I have been a sex worker since I was 13 years-old. I am from Chennai, but the woman who bought me took me to Mumbai. I had no meaning or control in my life. I had no idea about HIV, I just knew that I had to earn money and this was the way to do it. I had no mother, no father. I thought that this is all there is to my life.
But then I met my husband—he was not a client, but he used to accompany his friends to such places. He took me to his home but did not tell his parents about what I had been doing. Even so I felt that it is very important to earn money and respect. My husband tried to look after his mother and me, but we wondered how to pay the rent. I knew I had a way to earn money, so I went back to what I knew.
The Avahan workers used to go door-to-door, do HIV tests, and explain the causes of HIV. This worried me. For so long I had been in this business and had no idea that such a dangerous disease could be in my body. They would come every week, distribute condoms, counsel us. I realized there were many like me who did not know about HIV. We became a group.
I am eternally grateful because my whole life either someone has used me or taken advantage of me or fooled me.

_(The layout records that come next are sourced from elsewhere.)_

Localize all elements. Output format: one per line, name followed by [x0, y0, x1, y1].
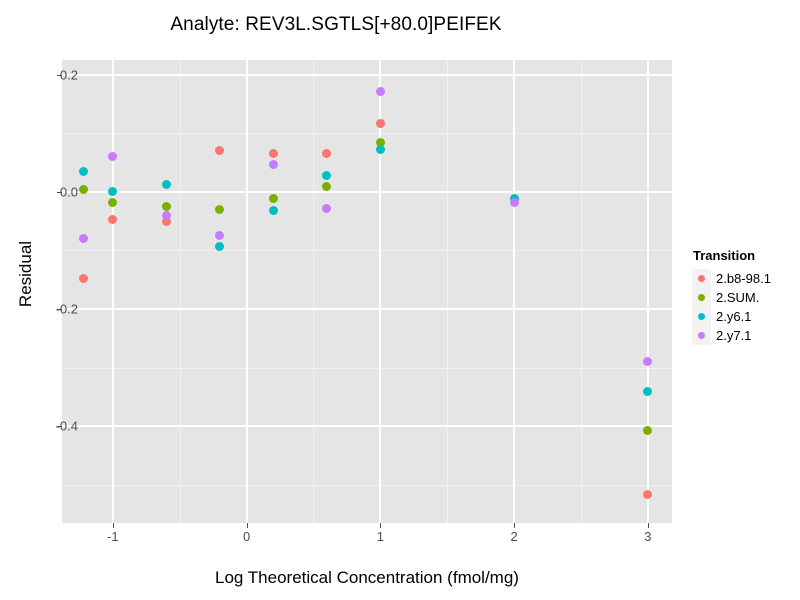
data-point [322, 203, 332, 213]
legend-key-swatch [692, 326, 711, 345]
y-tick-mark [57, 426, 62, 428]
gridline-minor-x [313, 60, 315, 523]
legend-title: Transition [693, 248, 756, 263]
y-tick-label: -0.2 [55, 301, 78, 317]
x-tick-label: 2 [510, 529, 518, 544]
legend-key-swatch [692, 307, 711, 326]
data-point [161, 202, 171, 212]
y-tick-label: -0.4 [55, 418, 78, 434]
legend: Transition 2.b8-98.1 2.SUM. 2.y6.1 2.y7.1 [692, 248, 771, 345]
y-tick-mark [57, 309, 62, 311]
gridline-major-x [111, 60, 114, 523]
legend-item[interactable]: 2.y7.1 [692, 326, 771, 345]
y-tick-label: 0.2 [59, 67, 78, 83]
legend-item[interactable]: 2.b8-98.1 [692, 269, 771, 288]
x-tick-mark [647, 523, 649, 528]
legend-item-label: 2.y7.1 [716, 328, 752, 343]
legend-dot-icon [698, 294, 705, 301]
x-tick-label: -1 [107, 529, 119, 544]
data-point [78, 234, 88, 244]
data-point [78, 185, 88, 195]
legend-item[interactable]: 2.y6.1 [692, 307, 771, 326]
data-point [322, 148, 332, 158]
gridline-major-y [62, 190, 672, 193]
data-point [161, 210, 171, 220]
data-point [643, 426, 653, 436]
x-tick-mark [380, 523, 382, 528]
gridline-minor-y [62, 484, 672, 486]
data-point [78, 274, 88, 284]
page-title: Analyte: REV3L.SGTLS[+80.0]PEIFEK [170, 14, 502, 35]
legend-item[interactable]: 2.SUM. [692, 288, 771, 307]
data-point [509, 197, 519, 207]
gridline-major-y [62, 308, 672, 311]
data-point [78, 166, 88, 176]
plot-panel [62, 60, 672, 523]
y-tick-mark [57, 191, 62, 193]
data-point [215, 145, 225, 155]
data-point [215, 242, 225, 252]
legend-dot-icon [698, 313, 705, 320]
data-point [161, 216, 171, 226]
data-point [161, 180, 171, 190]
x-tick-label: 3 [644, 529, 652, 544]
data-point [375, 119, 385, 129]
gridline-minor-y [62, 250, 672, 252]
legend-item-label: 2.SUM. [716, 290, 760, 305]
y-tick-mark [57, 74, 62, 76]
legend-item-label: 2.b8-98.1 [716, 271, 771, 286]
data-point [643, 489, 653, 499]
x-tick-label: 0 [242, 529, 251, 544]
gridline-minor-y [62, 133, 672, 135]
gridline-major-y [62, 73, 672, 76]
x-axis-title: Log Theoretical Concentration (fmol/mg) [215, 568, 519, 587]
gridline-minor-x [179, 60, 181, 523]
gridline-minor-x [447, 60, 449, 523]
data-point [643, 386, 653, 396]
data-point [108, 215, 118, 225]
data-point [643, 357, 653, 367]
data-point [268, 194, 278, 204]
legend-key-swatch [692, 269, 711, 288]
legend-items: 2.b8-98.1 2.SUM. 2.y6.1 2.y7.1 [692, 269, 771, 345]
gridline-major-x [646, 60, 649, 523]
data-point [215, 204, 225, 214]
data-point [322, 170, 332, 180]
gridline-major-x [513, 60, 516, 523]
gridline-major-x [245, 60, 248, 523]
data-point [375, 137, 385, 147]
x-tick-mark [514, 523, 516, 528]
data-point [268, 160, 278, 170]
data-point [108, 187, 118, 197]
gridline-minor-x [581, 60, 583, 523]
x-tick-label: 1 [376, 529, 384, 544]
data-point [215, 231, 225, 241]
data-point [268, 149, 278, 159]
legend-item-label: 2.y6.1 [716, 309, 752, 324]
gridline-minor-y [62, 367, 672, 369]
data-point [108, 152, 118, 162]
data-point [375, 87, 385, 97]
data-point [268, 206, 278, 216]
y-tick-label: 0.0 [59, 184, 78, 200]
gridline-major-x [379, 60, 382, 523]
legend-key-swatch [692, 288, 711, 307]
y-axis-title: Residual [16, 240, 35, 308]
x-tick-mark [246, 523, 248, 528]
data-point [322, 182, 332, 192]
data-point [375, 145, 385, 155]
legend-dot-icon [698, 332, 705, 339]
legend-dot-icon [698, 275, 705, 282]
data-point [108, 197, 118, 207]
x-tick-mark [112, 523, 114, 528]
gridline-major-y [62, 425, 672, 428]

But the Aastha Project changed my life by educating us about HIV and telling us about our legal rights.
The Avahan staff convinced me that I should talk to other women and help improve their lives as mine had improved. So I slowly became a part of Aastha. Within Aastha they gave me the role of community volunteer and I was paid every month. I felt I had been saved from a grave disease and now I could help other sisters from falling prey to the disease. I never knew that I could speak in front of so many people and help educate them.
Today I am fighting the battle against HIV and teaching others to fight it too. We have done street plays to show people different ways that they can contract HIV. Today everyone in these areas knows about HIV. I’m helping sex workers understand that no matter how much money a customer gives, we need to take care of our own health. Many customers say that they will pay more to have sex without a condom, but no matter what we must say no. If we have to earn a living, we must fight HIV, and only then can we live healthy in this world. The strength and faith that Aastha has given us helps us through many challenges.

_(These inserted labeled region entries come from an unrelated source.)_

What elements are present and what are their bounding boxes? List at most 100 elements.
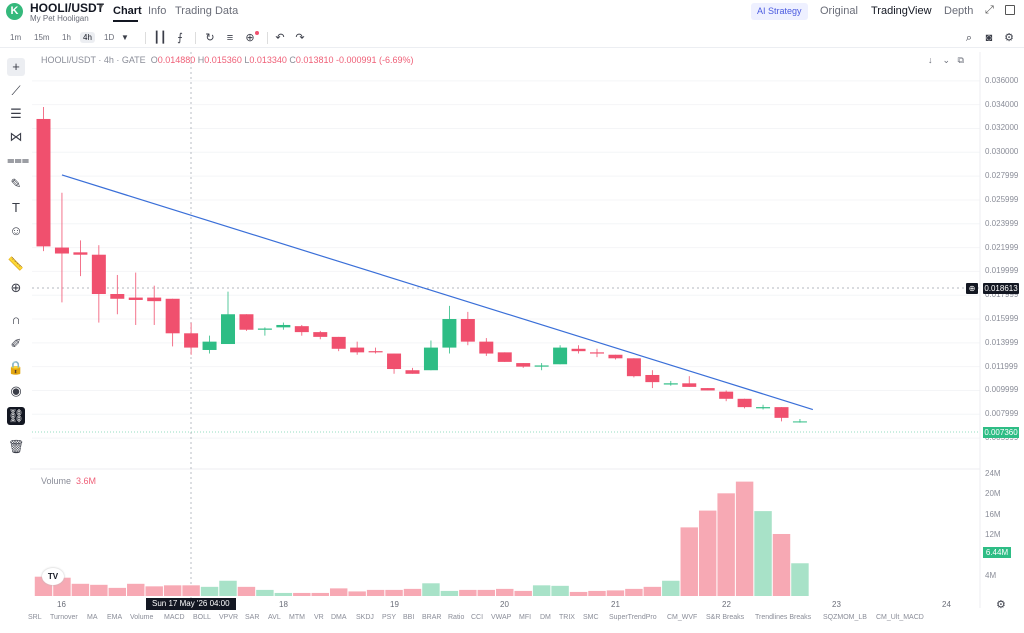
timeframe-1m[interactable]: 1m: [10, 33, 22, 42]
tab-info[interactable]: Info: [148, 5, 167, 17]
link-icon[interactable]: ⛓: [7, 407, 25, 425]
pane-controls[interactable]: ↓ ⌄ ⧉: [928, 55, 964, 65]
candle-body: [276, 324, 291, 328]
settings-list-icon[interactable]: ≡: [226, 32, 234, 44]
timeframe-1h[interactable]: 1h: [62, 33, 71, 42]
indicators-icon[interactable]: ⨍: [177, 32, 183, 44]
pattern-tool-icon[interactable]: ⋈: [9, 129, 23, 144]
indicator-item[interactable]: VWAP: [491, 614, 512, 621]
indicator-item[interactable]: MA: [87, 614, 98, 621]
indicator-item[interactable]: CM_Ult_MACD: [876, 614, 924, 621]
indicator-item[interactable]: TRIX: [559, 614, 575, 621]
indicator-item[interactable]: SQZMOM_LB: [823, 614, 867, 621]
view-original[interactable]: Original: [820, 5, 858, 17]
timeframe-dropdown-icon[interactable]: ▼: [121, 33, 129, 42]
indicator-item[interactable]: VR: [314, 614, 324, 621]
indicator-item[interactable]: BBI: [403, 614, 415, 621]
timeframe-1d[interactable]: 1D: [104, 33, 115, 42]
indicator-item[interactable]: S&R Breaks: [706, 614, 745, 621]
indicator-item[interactable]: Turnover: [50, 614, 78, 621]
fib-tool-icon[interactable]: ⩶: [7, 152, 30, 167]
price-tick: 0.013999: [985, 337, 1019, 347]
high-value: 0.015360: [204, 55, 242, 65]
price-tick: 0.021999: [985, 242, 1019, 252]
candle-body: [571, 348, 586, 352]
indicator-item[interactable]: Ratio: [448, 614, 465, 621]
search-icon[interactable]: ⌕: [965, 32, 973, 44]
indicator-item[interactable]: VPVR: [219, 614, 239, 621]
candle-body: [442, 319, 457, 348]
timeframe-4h[interactable]: 4h: [80, 32, 95, 43]
indicator-item[interactable]: BRAR: [422, 614, 442, 621]
volume-bar: [293, 592, 311, 596]
volume-bar: [514, 590, 532, 596]
indicator-item[interactable]: MACD: [164, 614, 185, 621]
redo-icon[interactable]: ↷: [295, 32, 305, 44]
brush-icon[interactable]: ✎: [10, 176, 22, 191]
indicator-item[interactable]: EMA: [107, 614, 123, 621]
expand-icon[interactable]: ⤢: [985, 4, 994, 16]
tab-trading-data[interactable]: Trading Data: [175, 5, 239, 17]
fullscreen-icon[interactable]: [1005, 5, 1015, 15]
ai-strategy-button[interactable]: AI Strategy: [751, 3, 808, 20]
indicator-item[interactable]: SRL: [28, 614, 42, 621]
legend-symbol: HOOLI/USDT · 4h · GATE: [41, 55, 146, 65]
indicator-item[interactable]: MTM: [289, 614, 305, 621]
indicator-item[interactable]: SKDJ: [356, 614, 374, 621]
volume-bar: [182, 585, 200, 596]
candle-body: [534, 365, 549, 367]
indicator-item[interactable]: CM_WVF: [667, 614, 698, 621]
volume-tick: 12M: [985, 530, 1001, 539]
indicator-item[interactable]: SMC: [583, 614, 599, 621]
trendline-tool-icon[interactable]: ⟋: [11, 83, 21, 98]
indicator-item[interactable]: PSY: [382, 614, 397, 621]
pair-selector[interactable]: HOOLI/USDT: [30, 1, 104, 15]
indicator-item[interactable]: Trendlines Breaks: [755, 614, 812, 621]
open-value: 0.014880: [157, 55, 196, 65]
indicator-item[interactable]: BOLL: [193, 614, 211, 621]
indicator-item[interactable]: Volume: [130, 614, 154, 621]
timeframe-15m[interactable]: 15m: [34, 33, 50, 42]
tab-chart[interactable]: Chart: [113, 5, 142, 17]
zoom-in-icon[interactable]: ⊕: [10, 280, 22, 295]
view-tradingview[interactable]: TradingView: [871, 5, 932, 17]
emoji-icon[interactable]: ☺: [9, 223, 23, 238]
indicator-item[interactable]: SAR: [245, 614, 260, 621]
indicator-item[interactable]: DM: [540, 614, 551, 621]
indicator-bar: SRL Turnover MA EMA Volume MACD BOLL VPVR SAR AVL…: [0, 611, 1024, 633]
ruler-icon[interactable]: 📏: [7, 256, 25, 271]
candle-body: [737, 398, 752, 408]
candle-type-icon[interactable]: ┃┃: [153, 32, 167, 44]
replay-icon[interactable]: ↻: [205, 32, 215, 44]
eye-icon[interactable]: ◉: [10, 383, 22, 398]
pencil-lock-icon[interactable]: ✐: [10, 336, 22, 351]
volume-bar: [311, 592, 329, 596]
undo-icon[interactable]: ↶: [275, 32, 285, 44]
camera-icon[interactable]: ◙: [985, 32, 993, 44]
indicator-item[interactable]: CCI: [471, 614, 484, 621]
lock-icon[interactable]: 🔒: [7, 360, 25, 375]
chevron-down-icon[interactable]: ▾: [99, 2, 104, 11]
ohlc-legend: HOOLI/USDT · 4h · GATE O0.014880 H0.0153…: [41, 55, 414, 65]
view-depth[interactable]: Depth: [944, 5, 974, 17]
candle-body: [590, 352, 604, 354]
price-tick: 0.030000: [985, 147, 1019, 157]
horizontal-lines-icon[interactable]: ☰: [10, 106, 22, 121]
indicator-item[interactable]: MFI: [519, 614, 532, 621]
chart-settings-icon[interactable]: ⚙: [996, 599, 1006, 611]
indicator-item[interactable]: AVL: [268, 614, 281, 621]
volume-value: 3.6M: [76, 476, 97, 486]
text-tool-icon[interactable]: T: [12, 200, 20, 215]
gear-icon[interactable]: ⚙: [1004, 32, 1014, 44]
crosshair-icon[interactable]: +: [7, 58, 25, 76]
indicator-item[interactable]: DMA: [331, 614, 347, 621]
volume-legend: Volume 3.6M: [41, 476, 96, 486]
indicator-item[interactable]: SuperTrendPro: [609, 614, 657, 621]
tradingview-logo[interactable]: TV: [42, 568, 64, 585]
add-alert-icon[interactable]: ⊕: [966, 283, 978, 294]
magnet-icon[interactable]: ∩: [11, 312, 21, 327]
alert-add-icon[interactable]: ⊕: [245, 32, 255, 44]
alert-dot: [255, 31, 259, 35]
trash-icon[interactable]: 🗑: [7, 439, 25, 454]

I have been with Avahan for six years. I began as a Community Volunteer, then became a Peer Educator. We used to have a lot of crime in our area, and many rape cases. But I was fearless and lodged complaints with the police. As a peer advocate, I have additional skills and knowledge related to legal literacy and can help women deal with the police or the law.

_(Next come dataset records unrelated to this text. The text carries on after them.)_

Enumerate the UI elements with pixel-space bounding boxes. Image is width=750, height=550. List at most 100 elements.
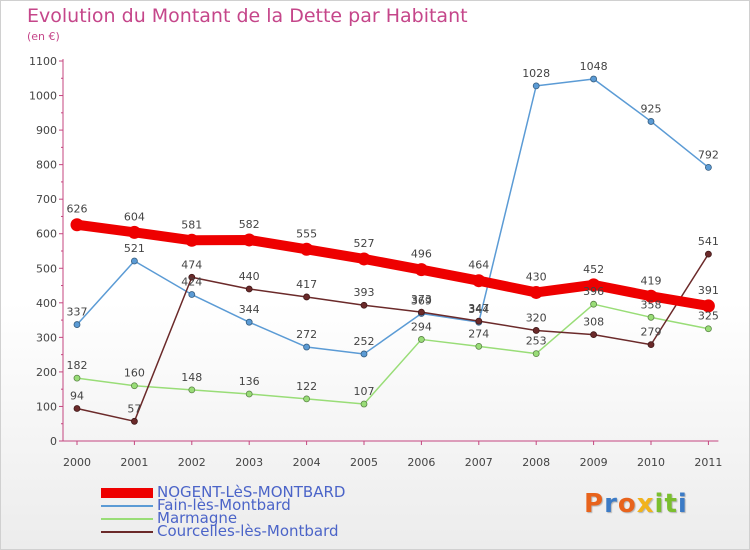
y-tick-label: 300 <box>36 331 57 344</box>
data-point-courcelles-l-s-montbard <box>475 317 483 325</box>
data-label-nogent-l-s-montbard: 581 <box>181 218 202 231</box>
data-point-fain-l-s-montbard <box>590 75 597 83</box>
x-tick-label: 2008 <box>522 456 550 469</box>
data-point-marmagne <box>647 313 655 321</box>
data-label-fain-l-s-montbard: 925 <box>641 102 662 115</box>
data-point-nogent-l-s-montbard <box>587 278 601 292</box>
data-point-fain-l-s-montbard <box>647 118 655 125</box>
data-point-nogent-l-s-montbard <box>529 285 543 299</box>
line-chart: 0 100 200 300 400 500 600 700 800 900 1000 1100 2000… <box>29 55 722 469</box>
data-point-courcelles-l-s-montbard <box>590 331 597 339</box>
y-tick-label: 1100 <box>29 55 57 68</box>
x-tick-label: 2007 <box>465 456 493 469</box>
data-point-marmagne <box>245 390 253 398</box>
data-point-nogent-l-s-montbard <box>300 242 314 256</box>
x-tick-label: 2005 <box>350 456 378 469</box>
series-line-marmagne <box>76 303 710 405</box>
data-point-nogent-l-s-montbard <box>127 225 141 239</box>
proxiti-logo: Proxiti <box>584 489 688 519</box>
data-label-marmagne: 107 <box>354 385 375 398</box>
legend-label: Courcelles-lès-Montbard <box>157 522 339 540</box>
data-point-marmagne <box>360 400 368 408</box>
data-point-courcelles-l-s-montbard <box>705 250 712 258</box>
data-label-courcelles-l-s-montbard: 474 <box>181 258 202 271</box>
data-point-marmagne <box>705 325 712 333</box>
data-label-marmagne: 294 <box>411 320 432 333</box>
y-tick-label: 200 <box>36 366 57 379</box>
y-tick-label: 800 <box>36 159 57 172</box>
data-label-marmagne: 136 <box>239 375 260 388</box>
y-tick-label: 100 <box>36 400 57 413</box>
data-point-fain-l-s-montbard <box>73 321 81 328</box>
data-point-fain-l-s-montbard <box>705 163 712 171</box>
data-label-fain-l-s-montbard: 344 <box>239 303 260 316</box>
data-point-courcelles-l-s-montbard <box>130 417 138 425</box>
data-point-fain-l-s-montbard <box>245 318 253 326</box>
data-point-courcelles-l-s-montbard <box>73 405 81 412</box>
data-label-nogent-l-s-montbard: 582 <box>239 218 260 231</box>
data-point-marmagne <box>532 350 540 358</box>
data-label-fain-l-s-montbard: 424 <box>181 276 202 289</box>
y-tick-label: 1000 <box>29 90 57 103</box>
data-label-nogent-l-s-montbard: 555 <box>296 227 317 240</box>
data-point-nogent-l-s-montbard <box>472 274 486 288</box>
x-tick-label: 2011 <box>694 456 722 469</box>
data-point-courcelles-l-s-montbard <box>188 273 196 281</box>
data-label-courcelles-l-s-montbard: 417 <box>296 278 317 291</box>
data-label-marmagne: 358 <box>641 298 662 311</box>
data-point-courcelles-l-s-montbard <box>647 341 655 349</box>
data-point-nogent-l-s-montbard <box>644 289 658 303</box>
data-label-fain-l-s-montbard: 272 <box>296 328 317 341</box>
x-tick-label: 2004 <box>293 456 321 469</box>
data-point-marmagne <box>73 374 81 382</box>
data-point-nogent-l-s-montbard <box>701 299 715 313</box>
data-label-fain-l-s-montbard: 1028 <box>522 67 550 80</box>
series-line-courcelles-l-s-montbard <box>76 253 710 423</box>
data-label-marmagne: 274 <box>468 327 489 340</box>
x-tick-label: 2000 <box>63 456 91 469</box>
x-tick-label: 2003 <box>235 456 263 469</box>
data-point-courcelles-l-s-montbard <box>245 285 253 293</box>
data-point-marmagne <box>188 386 196 394</box>
data-point-courcelles-l-s-montbard <box>532 327 540 334</box>
data-point-marmagne <box>130 382 138 390</box>
legend-label: NOGENT-LèS-MONTBARD <box>157 483 346 501</box>
y-tick-label: 400 <box>36 297 57 310</box>
y-tick-label: 500 <box>36 262 57 275</box>
data-point-marmagne <box>475 342 483 350</box>
data-label-fain-l-s-montbard: 792 <box>698 148 719 161</box>
data-label-marmagne: 160 <box>124 367 145 380</box>
data-point-marmagne <box>303 395 311 403</box>
legend-item-courcelles-l-s-montbard: Courcelles-lès-Montbard <box>101 522 401 540</box>
data-point-courcelles-l-s-montbard <box>417 308 425 316</box>
data-point-marmagne <box>590 300 597 308</box>
data-label-fain-l-s-montbard: 369 <box>411 295 432 308</box>
data-label-fain-l-s-montbard: 337 <box>67 306 88 319</box>
data-point-fain-l-s-montbard <box>130 257 138 265</box>
data-label-marmagne: 253 <box>526 335 547 348</box>
data-label-courcelles-l-s-montbard: 308 <box>583 316 604 329</box>
y-tick-label: 700 <box>36 193 57 206</box>
chart-title: Evolution du Montant de la Dette par Hab… <box>27 5 468 27</box>
x-tick-label: 2002 <box>178 456 206 469</box>
legend-item-nogent-l-s-montbard: NOGENT-LèS-MONTBARD <box>101 483 401 501</box>
data-label-nogent-l-s-montbard: 452 <box>583 263 604 276</box>
data-label-courcelles-l-s-montbard: 347 <box>468 302 489 315</box>
data-point-nogent-l-s-montbard <box>357 252 371 266</box>
y-tick-label: 600 <box>36 228 57 241</box>
data-label-marmagne: 148 <box>181 371 202 384</box>
legend-swatch <box>101 531 153 533</box>
legend-label: Fain-lès-Montbard <box>157 496 291 514</box>
data-label-marmagne: 396 <box>583 285 604 298</box>
x-tick-label: 2010 <box>637 456 665 469</box>
legend-swatch <box>101 488 153 498</box>
x-tick-label: 2001 <box>120 456 148 469</box>
chart-unit-label: (en €) <box>27 30 60 43</box>
legend-item-marmagne: Marmagne <box>101 509 401 527</box>
data-label-marmagne: 122 <box>296 380 317 393</box>
data-label-nogent-l-s-montbard: 527 <box>354 237 375 250</box>
data-label-nogent-l-s-montbard: 626 <box>67 203 88 216</box>
x-tick-label: 2006 <box>407 456 435 469</box>
y-tick-label: 0 <box>50 435 57 448</box>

People in the community respect me. They say that ever since Anu came into our fold our work has got meaning and she does her work very well. Even though I lived very far, I covered all the areas in our program to help. I was voted in as the president of the Aastha Parivaar, the federated body of all CBOs under the Aastha project.
We aren’t controlled by other people anymore. We feel we are a large committee, whose voices will be heard. We can make a difference.